Управляющий сердито буркнул:
— Нету, — и опять подумал: «Ни черта им, молокососам, не сыскать».
Утром Анисим Федотыч встал рано, отдал приказания и вошел в комнату, где ночевала угроза.
Пузиков и Алехин сладко храпели.
— Дрыхнут.
Управляющий сходил на мельницу, распушил плотников, что чинили плотину, и когда вернулся, — угроза умывалась.
— Чай пить некогда, — сказал Пузиков, — а вот на скорую руку молочка.
Выпили с Алехиным целую кринку, и оба заторопились.
— Кого из рабочих подозреваете, папаша?
— Никого.
— Правильно. А из Рукохватовой?
— Андрея Курочкина.
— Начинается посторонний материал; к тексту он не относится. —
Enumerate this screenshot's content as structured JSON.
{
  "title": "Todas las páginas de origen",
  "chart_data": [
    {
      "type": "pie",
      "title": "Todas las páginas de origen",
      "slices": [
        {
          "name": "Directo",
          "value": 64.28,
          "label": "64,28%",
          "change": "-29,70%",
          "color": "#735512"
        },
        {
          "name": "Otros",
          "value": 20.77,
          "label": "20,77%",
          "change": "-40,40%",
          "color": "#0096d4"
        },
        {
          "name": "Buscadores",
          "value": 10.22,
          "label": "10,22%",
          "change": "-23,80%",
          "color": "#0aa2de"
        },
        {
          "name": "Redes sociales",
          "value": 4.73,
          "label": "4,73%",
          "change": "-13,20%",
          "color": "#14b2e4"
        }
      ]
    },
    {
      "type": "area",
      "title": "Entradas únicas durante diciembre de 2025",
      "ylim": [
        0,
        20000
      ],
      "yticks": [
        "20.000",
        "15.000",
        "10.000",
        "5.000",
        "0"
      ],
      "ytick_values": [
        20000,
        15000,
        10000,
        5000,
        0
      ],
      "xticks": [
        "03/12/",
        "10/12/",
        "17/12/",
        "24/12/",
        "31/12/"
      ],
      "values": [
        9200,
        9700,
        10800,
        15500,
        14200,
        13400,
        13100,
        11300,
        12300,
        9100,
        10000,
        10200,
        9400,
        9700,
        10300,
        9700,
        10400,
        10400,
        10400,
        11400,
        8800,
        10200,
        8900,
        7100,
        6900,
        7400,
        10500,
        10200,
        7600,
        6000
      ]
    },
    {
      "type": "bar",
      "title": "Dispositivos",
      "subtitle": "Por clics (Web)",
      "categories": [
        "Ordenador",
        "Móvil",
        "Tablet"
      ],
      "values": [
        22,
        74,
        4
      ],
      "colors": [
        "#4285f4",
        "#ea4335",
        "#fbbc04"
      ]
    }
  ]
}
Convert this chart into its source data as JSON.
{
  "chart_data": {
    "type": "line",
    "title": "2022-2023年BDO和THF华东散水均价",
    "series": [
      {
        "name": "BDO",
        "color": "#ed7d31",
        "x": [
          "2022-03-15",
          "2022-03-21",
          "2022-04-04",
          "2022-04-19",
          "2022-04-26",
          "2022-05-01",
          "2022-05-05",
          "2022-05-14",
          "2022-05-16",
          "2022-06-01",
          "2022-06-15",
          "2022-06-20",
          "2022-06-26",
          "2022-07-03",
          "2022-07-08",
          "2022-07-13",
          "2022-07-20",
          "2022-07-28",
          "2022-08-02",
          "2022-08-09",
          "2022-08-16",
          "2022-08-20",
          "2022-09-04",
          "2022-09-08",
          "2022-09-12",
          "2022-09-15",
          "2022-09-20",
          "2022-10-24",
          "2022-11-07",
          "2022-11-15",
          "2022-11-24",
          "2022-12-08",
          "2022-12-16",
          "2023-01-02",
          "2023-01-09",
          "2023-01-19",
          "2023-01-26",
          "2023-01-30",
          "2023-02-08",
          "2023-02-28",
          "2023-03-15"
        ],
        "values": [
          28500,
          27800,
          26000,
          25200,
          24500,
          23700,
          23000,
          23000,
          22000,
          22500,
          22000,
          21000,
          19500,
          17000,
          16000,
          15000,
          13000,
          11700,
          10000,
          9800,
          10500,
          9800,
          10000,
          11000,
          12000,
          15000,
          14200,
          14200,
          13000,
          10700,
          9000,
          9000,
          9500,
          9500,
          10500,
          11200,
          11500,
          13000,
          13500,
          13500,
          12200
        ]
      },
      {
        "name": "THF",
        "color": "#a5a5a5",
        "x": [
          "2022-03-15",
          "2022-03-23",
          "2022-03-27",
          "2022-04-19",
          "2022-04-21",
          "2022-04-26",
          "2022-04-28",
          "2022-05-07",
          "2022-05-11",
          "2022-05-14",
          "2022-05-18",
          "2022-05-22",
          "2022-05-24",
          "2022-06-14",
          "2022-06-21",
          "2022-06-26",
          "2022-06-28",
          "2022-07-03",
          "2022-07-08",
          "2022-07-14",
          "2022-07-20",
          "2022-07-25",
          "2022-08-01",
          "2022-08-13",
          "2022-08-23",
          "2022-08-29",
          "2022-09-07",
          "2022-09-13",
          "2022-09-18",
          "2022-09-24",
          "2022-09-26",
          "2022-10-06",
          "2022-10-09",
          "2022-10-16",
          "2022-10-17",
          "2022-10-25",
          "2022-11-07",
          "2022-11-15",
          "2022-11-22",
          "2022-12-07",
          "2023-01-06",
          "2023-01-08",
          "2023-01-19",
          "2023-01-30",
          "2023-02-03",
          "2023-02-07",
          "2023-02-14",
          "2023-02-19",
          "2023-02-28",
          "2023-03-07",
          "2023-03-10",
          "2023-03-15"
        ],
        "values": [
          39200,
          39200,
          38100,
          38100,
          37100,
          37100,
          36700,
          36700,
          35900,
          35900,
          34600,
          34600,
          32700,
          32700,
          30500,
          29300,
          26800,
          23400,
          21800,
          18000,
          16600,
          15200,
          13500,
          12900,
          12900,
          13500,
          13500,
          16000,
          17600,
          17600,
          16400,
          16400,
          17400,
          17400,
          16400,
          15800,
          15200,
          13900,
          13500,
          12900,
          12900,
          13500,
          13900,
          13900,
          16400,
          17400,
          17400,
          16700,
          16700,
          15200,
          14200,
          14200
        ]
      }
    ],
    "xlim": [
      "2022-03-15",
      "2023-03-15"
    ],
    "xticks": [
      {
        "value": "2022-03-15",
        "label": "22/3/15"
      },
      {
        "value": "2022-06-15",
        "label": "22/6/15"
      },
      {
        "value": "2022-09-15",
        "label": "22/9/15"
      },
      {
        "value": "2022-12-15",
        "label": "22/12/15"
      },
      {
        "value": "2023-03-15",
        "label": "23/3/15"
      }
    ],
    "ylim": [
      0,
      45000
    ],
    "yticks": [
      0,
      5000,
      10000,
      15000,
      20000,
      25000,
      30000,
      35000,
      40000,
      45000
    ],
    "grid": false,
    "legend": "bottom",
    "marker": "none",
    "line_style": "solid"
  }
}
А еще, пожалуй что, Емельян Сергеев. Тоже вроде вора, говорят.
— Ерунда, — нахмурился Пузиков. — Не они. Я всю деревню вашу насквозь знаю. Деревня — тьфу! Все три волости… Как на ладошке.
— Скажите, какие способности неограниченные, — восторженно оказал совхоз, а под нос пробурчал: — Хвастун изрядный.
Алехин туго набил махоркой кисет и подал Пузикову портфель.
— Ну, теперь, папаша, за мной в деревню, — сказал Пузиков. — Учись, как жуликов ловит Иван Пузиков, деревенский Шерлок Холмс.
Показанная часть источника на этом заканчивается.